I’m grateful I noticed this behavior and also that I was able to look back into my past, figure out what had happened to me so I could explain the behavior behind my tampon hoarding and try and do something about it.

By recognizing the behavior and the why behind it, I can now move forward and be aware of it and also do something about it. I’m working on it in degrees. If I find a tampon in an old purse, or glovebox in my car, I remove it and place it back in the closet where I keep my other tampons. 

Awareness is key to identifying what happened to you and why you are behaving the way you are. These odd ways that control you that you can’t explain are worth addressing and thinking about because you have a chance to think on it, address it and not give it power over you anymore.
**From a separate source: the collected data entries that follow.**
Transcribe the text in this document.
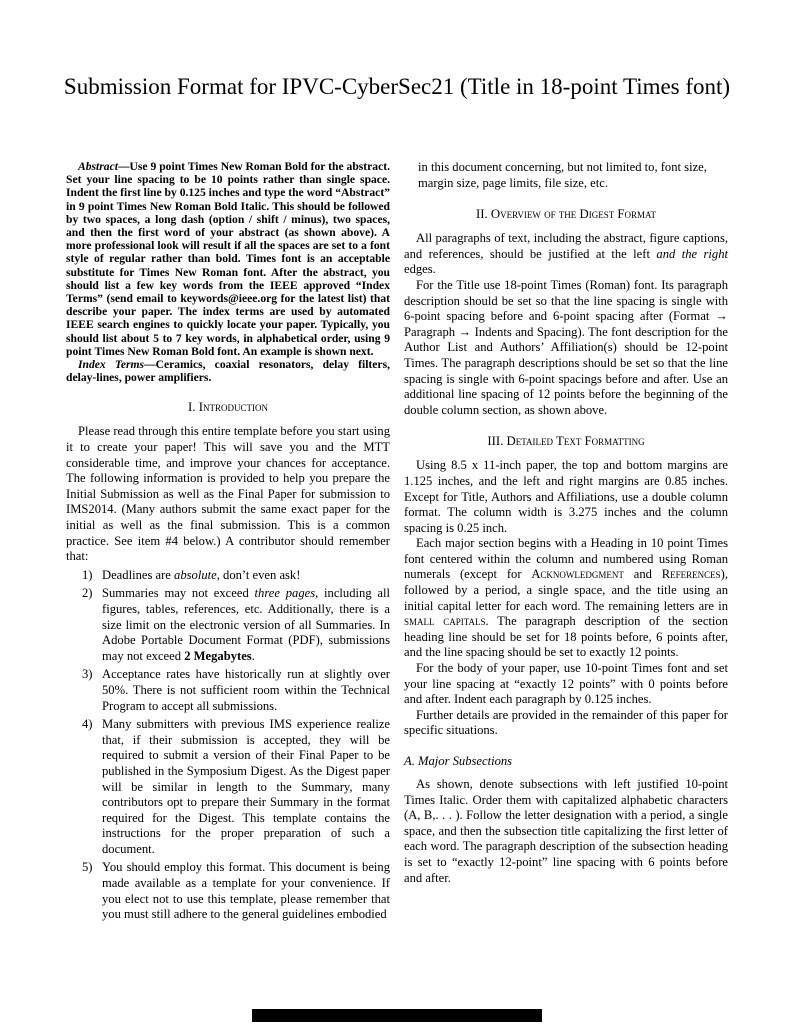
Submission Format for IPVC-CyberSec21 (Title in 18-point Times font)

Abstract—Use 9 point Times New Roman Bold for the abstract. Set your line spacing to be 10 points rather than single space. Indent the first line by 0.125 inches and type the word “Abstract” in 9 point Times New Roman Bold Italic. This should be followed by two spaces, a long dash (option / shift / minus), two spaces, and then the first word of your abstract (as shown above). A more professional look will result if all the spaces are set to a font style of regular rather than bold. Times font is an acceptable substitute for Times New Roman font. After the abstract, you should list a few key words from the IEEE approved “Index Terms” (send email to keywords@ieee.org for the latest list) that describe your paper. The index terms are used by automated IEEE search engines to quickly locate your paper. Typically, you should list about 5 to 7 key words, in alphabetical order, using 9 point Times New Roman Bold font. An example is shown next.

Index Terms—Ceramics, coaxial resonators, delay filters, delay-lines, power amplifiers.

I. Introduction

Please read through this entire template before you start using it to create your paper! This will save you and the MTT considerable time, and improve your chances for acceptance. The following information is provided to help you prepare the Initial Submission as well as the Final Paper for submission to IMS2014. (Many authors submit the same exact paper for the initial as well as the final submission. This is a common practice. See item #4 below.) A contributor should remember that:

1) Deadlines are absolute, don’t even ask!
2) Summaries may not exceed three pages, including all figures, tables, references, etc. Additionally, there is a size limit on the electronic version of all Summaries. In Adobe Portable Document Format (PDF), submissions may not exceed 2 Megabytes.
3) Acceptance rates have historically run at slightly over 50%. There is not sufficient room within the Technical Program to accept all submissions.
4) Many submitters with previous IMS experience realize that, if their submission is accepted, they will be required to submit a version of their Final Paper to be published in the Symposium Digest. As the Digest paper will be similar in length to the Summary, many contributors opt to prepare their Summary in the format required for the Digest. This template contains the instructions for the proper preparation of such a document.
5) You should employ this format. This document is being made available as a template for your convenience. If you elect not to use this template, please remember that you must still adhere to the general guidelines embodied

in this document concerning, but not limited to, font size, margin size, page limits, file size, etc.

II. Overview of the Digest Format

All paragraphs of text, including the abstract, figure captions, and references, should be justified at the left and the right edges.

For the Title use 18-point Times (Roman) font. Its paragraph description should be set so that the line spacing is single with 6-point spacing before and 6-point spacing after (Format → Paragraph → Indents and Spacing). The font description for the Author List and Authors’ Affiliation(s) should be 12-point Times. The paragraph descriptions should be set so that the line spacing is single with 6-point spacings before and after. Use an additional line spacing of 12 points before the beginning of the double column section, as shown above.

III. Detailed Text Formatting

Using 8.5 x 11-inch paper, the top and bottom margins are 1.125 inches, and the left and right margins are 0.85 inches. Except for Title, Authors and Affiliations, use a double column format. The column width is 3.275 inches and the column spacing is 0.25 inch.

Each major section begins with a Heading in 10 point Times font centered within the column and numbered using Roman numerals (except for Acknowledgment and References), followed by a period, a single space, and the title using an initial capital letter for each word. The remaining letters are in small capitals. The paragraph description of the section heading line should be set for 18 points before, 6 points after, and the line spacing should be set to exactly 12 points.

For the body of your paper, use 10-point Times font and set your line spacing at “exactly 12 points” with 0 points before and after. Indent each paragraph by 0.125 inches.

Further details are provided in the remainder of this paper for specific situations.

A. Major Subsections

As shown, denote subsections with left justified 10-point Times Italic. Order them with capitalized alphabetic characters (A, B,. . . ). Follow the letter designation with a period, a single space, and then the subsection title capitalizing the first letter of each word. The paragraph description of the subsection heading is set to “exactly 12-point” line spacing with 6 points before and after.
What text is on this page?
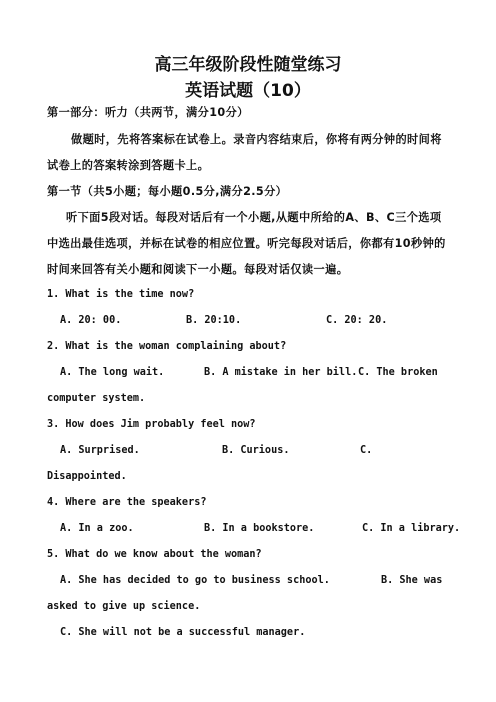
高三年级阶段性随堂练习
英语试题（10）
第一部分：听力（共两节，满分10分）
做题时，先将答案标在试卷上。录音内容结束后，你将有两分钟的时间将
试卷上的答案转涂到答题卡上。
第一节（共5小题；每小题0.5分,满分2.5分）
听下面5段对话。每段对话后有一个小题,从题中所给的A、B、C三个选项
中选出最佳选项，并标在试卷的相应位置。听完每段对话后，你都有10秒钟的
时间来回答有关小题和阅读下一小题。每段对话仅读一遍。
1. What is the time now?
A. 20: 00.	B. 20:10.	C. 20: 20.
2. What is the woman complaining about?
A. The long wait.	B. A mistake in her bill. C. The broken
computer system.
3. How does Jim probably feel now?
A. Surprised.	B. Curious.	C.
Disappointed.
4. Where are the speakers?
A. In a zoo.	B. In a bookstore.	C. In a library.
5. What do we know about the woman?
A. She has decided to go to business school.	B. She was
asked to give up science.
C. She will not be a successful manager.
Now I carry the tampons with me that I need when I have my period. I don’t carry an excessive amount with me all month long. I trust that I have enough. I don’t have to let my fear control me anymore. I’ve been able to slowly overcome my tampon hoarding and that aligns with my beliefs about hoarding things I don’t need for just-in-case moments. I don’t believe in storing stuff for just-in-case moments. I simply don’t want to live that way in all areas of my life. Recognizing the odd behavior that didn’t align with my beliefs helped me get back into balance and back into alignment with my beliefs. It make my purse a lot lighter too!